After Kenyan officials made clear they were determined to proceed, the U.N. agreed to redouble efforts to safely repatriate refugees to their home countries. But questions remain, including the effect of the camp’s closure on the local economy. Most concerning, returning Somali refugees to a country that remains fragile and has limited ability to deliver basic services could have the opposite effect of Kenya’s stated goal to enhance security by making returnees more vulnerable and facilitating recruitment of new fighters by al-Shabab.

What can the United States do to encourage peaceful elections in Kenya?

Diplomatically, the U.S. government can strongly encourage the elections commission to follow through on its commitment towards electoral reform, and its promises of a credible and transparent vote.  The U.S. can also call on political leaders to commit to peaceful elections and take steps to enhance space for political and civic voices to express their views on critical issues. 

But prevention of election violence should always start at home. Kenyan civic organizations and institutions such as the National Cohesion and Integration Commission led robust efforts to map potential hotspots for election violence, monitor hate speech, conduct robust civic education and establish networks for early warning and early response. The U.S. can support promising Kenyan-led programs through financial and technical assistance. 

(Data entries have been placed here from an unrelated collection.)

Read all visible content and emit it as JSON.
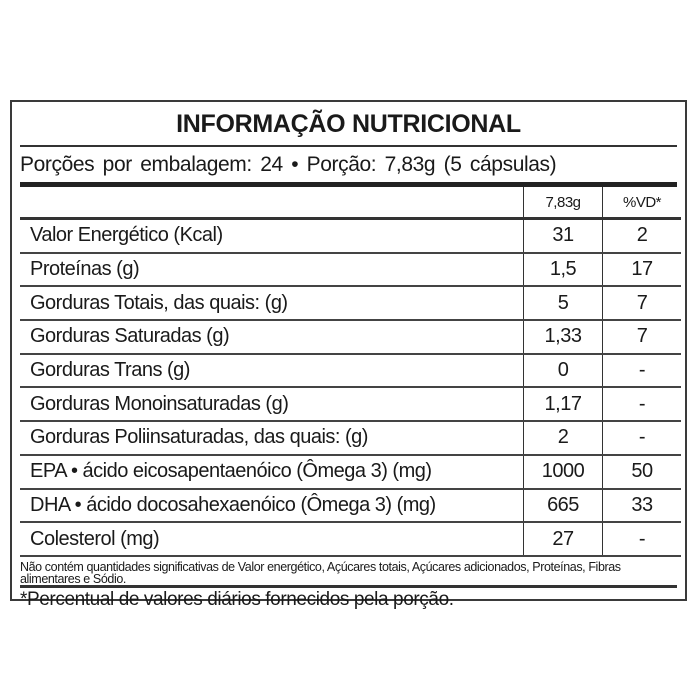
{
  "title": "INFORMAÇÃO NUTRICIONAL",
  "servings": "Porções por embalagem: 24 • Porção: 7,83g (5 cápsulas)",
  "header": {
    "amount": "7,83g",
    "dv": "%VD*"
  },
  "rows": [
    {
      "name": "Valor Energético (Kcal)",
      "amount": "31",
      "dv": "2"
    },
    {
      "name": "Proteínas (g)",
      "amount": "1,5",
      "dv": "17"
    },
    {
      "name": "Gorduras Totais, das quais: (g)",
      "amount": "5",
      "dv": "7"
    },
    {
      "name": "Gorduras Saturadas (g)",
      "amount": "1,33",
      "dv": "7"
    },
    {
      "name": "Gorduras Trans (g)",
      "amount": "0",
      "dv": "-"
    },
    {
      "name": "Gorduras Monoinsaturadas (g)",
      "amount": "1,17",
      "dv": "-"
    },
    {
      "name": "Gorduras Poliinsaturadas, das quais: (g)",
      "amount": "2",
      "dv": "-"
    },
    {
      "name": "EPA • ácido eicosapentaenóico (Ômega 3) (mg)",
      "amount": "1000",
      "dv": "50"
    },
    {
      "name": "DHA • ácido docosahexaenóico (Ômega 3) (mg)",
      "amount": "665",
      "dv": "33"
    },
    {
      "name": "Colesterol (mg)",
      "amount": "27",
      "dv": "-"
    }
  ],
  "footnote": "Não contém quantidades significativas de Valor energético, Açúcares totais, Açúcares adicionados, Proteínas, Fibras alimentares e Sódio.",
  "dv_note": "*Percentual de valores diários fornecidos pela porção."
}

USIP’s practice research has found that election observation is an effective approach to prevent election violence. The U.S. can integrate its efforts with other donors, like the European Union, in supporting well-established domestic observation networks like the Kenya Elections Observation Group and encourage international organizations like the Carter Center, the National Democratic Institute or the International Republican Institute to deploy long-term observation missions.

Even as attention turns to the elections, it’s also important for the U.S. and others in the international community to help the Kenyan government address the threat of violent extremism in a manner that effectively protects human rights.

In the coming months, there is a risk that peacebuilding efforts, democracy assistance, atrocity prevention, electoral violence prevention, countering violent extremism and conflict prevention will remain stove-piped. The forthcoming elections provide an opportunity to convene practitioners from these fields in joint conflict assessments and program design, to facilitate election programs that address root causes of violent political conflict in a way that will be sustainable.